メッセージを語るアートの誕生


1990年代、ストリートアートは大きな分岐点を迎えます。この頃、アーバンアートの表現の幅は、大きく広がりを見せ始めるのです。アルファベットに代わり、アイコンやロゴ、有名人の肖像画のようなコンセプト的なデザインがタギングに用いられるようになります。このグラフィティ文化のサイドライン的な活動をするアーティストたちは、今までのグラフィティアーティストとは異なった、一線を置いた存在となっていきます。そのテクニックは多様化し、スケートやビデオゲームといったほかの分野からもインスピレーションを得るようになります。社会問題にフォーカスするようになり、アートのメッセージ性も強くなっていきました。彼は作品に、多くの思いや疑問を込めるようになったのです。 
見どころ
Zevs(1977生まれ)

Zevs(1977生まれ)
BP liquidated logo
アートサイエンスミュージアム館内にて制作
2018年1月制作
 
Zevsは、公共のスペースが企業広告で溢れかえっていることに疑問を感じ、これらをビジュアルアートの場として取り戻そうと立ち上がりました。
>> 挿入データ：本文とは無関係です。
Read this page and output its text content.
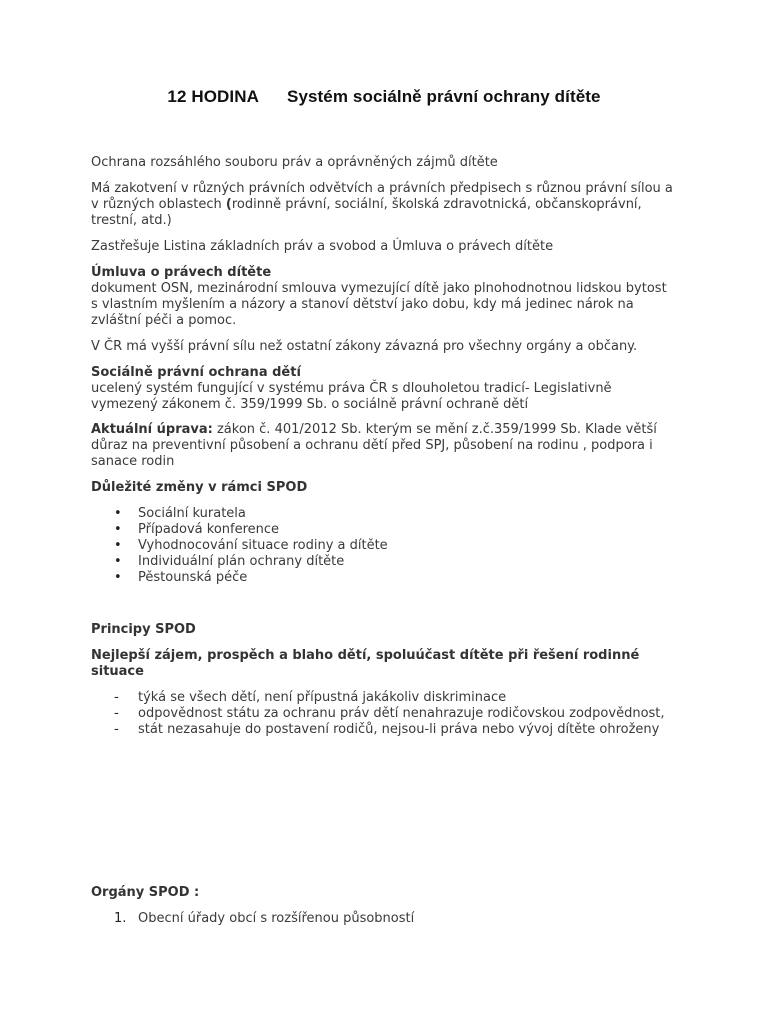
12 HODINA Systém sociálně právní ochrany dítěte

Ochrana rozsáhlého souboru práv a oprávněných zájmů dítěte

Má zakotvení v různých právních odvětvích a právních předpisech s různou právní sílou a v různých oblastech (rodinně právní, sociální, školská zdravotnická, občanskoprávní, trestní, atd.)

Zastřešuje Listina základních práv a svobod a Úmluva o právech dítěte

Úmluva o právech dítěte
dokument OSN, mezinárodní smlouva vymezující dítě jako plnohodnotnou lidskou bytost s vlastním myšlením a názory a stanoví dětství jako dobu, kdy má jedinec nárok na zvláštní péči a pomoc.

V ČR má vyšší právní sílu než ostatní zákony závazná pro všechny orgány a občany.

Sociálně právní ochrana dětí
ucelený systém fungující v systému práva ČR s dlouholetou tradicí- Legislativně vymezený zákonem č. 359/1999 Sb. o sociálně právní ochraně dětí

Aktuální úprava: zákon č. 401/2012 Sb. kterým se mění z.č.359/1999 Sb. Klade větší důraz na preventivní působení a ochranu dětí před SPJ, působení na rodinu , podpora i sanace rodin

Důležité změny v rámci SPOD
• Sociální kuratela
• Případová konference
• Vyhodnocování situace rodiny a dítěte
• Individuální plán ochrany dítěte
• Pěstounská péče
Principy SPOD
Nejlepší zájem, prospěch a blaho dětí, spoluúčast dítěte při řešení rodinné situace
- týká se všech dětí, není přípustná jakákoliv diskriminace
- odpovědnost státu za ochranu práv dětí nenahrazuje rodičovskou zodpovědnost,
- stát nezasahuje do postavení rodičů, nejsou-li práva nebo vývoj dítěte ohroženy
Orgány SPOD :
1. Obecní úřady obcí s rozšířenou působností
名前の由来は、1992年タギングの最中に、はねられそうになった電車だそうです。当時のストリートアートの世界で、ロゴのような絵柄を自分のタグとして用いるようになった最初のアーティストの一人です。そして1990年代後半、街中の路地に白いペンキで描かれたUrban Shadowsと題した作品の数々で有名になります。その後も、2001年にはVisual Attackと題した新シリーズで大きな企業広告の人物画が襲われたかのように描き足したり、また2006年にはLiquidated Logoシリーズと題し、企業の有名ロゴがまるで液化して溶け出しているかのように描き足したりと話題を呼びました。

Zhang Dali
 
Zhang Dali(1963生まれ)
破壊: 紫禁城、北京、1998年制作
写真
アーティスト提供
写真:アーティスト提供
Zhang Daliは、中国人としては珍しいグラフィティアートの作品を手掛けるアーティストです。1984年にイタリア、ボローニャ地方を旅行中にグラフィティアートの魅力に出会いました。その後まもなくして、北京で活動する初のグラフィティアーティストとして活動を始め、1995年から1998年にかけて、市内で使用されていない建物2,000か所以上に、自身の顔のシルエットをスプレーペイントで描いたことで有名です。いくつかの場所では、壁をパンチし、横顔のシルエットを浮かび上がらせたそうです。 この活動には、伝統的な古い建物を見捨て、新しいものを作り続ける、そんな社会情勢への抗議の意が込められていたそうです。 
大型三葉虫 B

インベーダー(Invader)
(1969年生まれ)
Blinky Blue, 2001年制作
モザイク
個人所蔵
マグダ・ダニス・ギャラリー提供
 
インベーダー(Invader)は、スプレーペイントで自身の名前を壁に残すという行為に、最初に疑問を投げかけた一人でした。タグを捨て、彼が自分のアイデンティティーとして選んだのは、今や名祖となったアーケードゲーム、スペースインベーダーの象徴的キャラクターでした。一個のタイルで一個のピクセルを表現したモザイクタイルアートで、インベーダーのキャラクターを完成させました。そして1996年に第一弾として、新しいトレードマークを世界中の都市に張り付けたのでした。 
シェパード・フェアリー(別名オベイ)(1970年生まれ)

シェパード・フェアリー(別名オベイ)(1970年生まれ)
Middle East Mural2009年制作
4つのキャンバスに異なる絵材を使用
Dracoコレクション
写真:Drago Publishing提供
 

別名オベイの名でも知られるシェパード・フェアリー。パンクミュージックとスケートボードが大好きな少年だった彼は、幼少期にはグラフィティアートとの接点はあまりありませんでした。1989年に、フランス人プロレスラー「Andre the giant(アンドレ・ザ・ジャイアント)」をモチーフにしたステッカーを作成。そしてこれを”視覚的反抗”と称して、この街のあらゆる場所に貼り付けていきました。以後、このキャラクターは彼のアイコン的なキャラクターとなります。このキャラクターをプリントした、特大サイズのポスターもその後制作しています。

彼は、新しい作品を街のどこかに張り付けるたび、私たちにこう訴えかけます。日常にあふれるイメージの数々(ポスターや広告など)には、何層にも折り重なったメッセージが込められており、それを読み解くには努力が必要だ、と。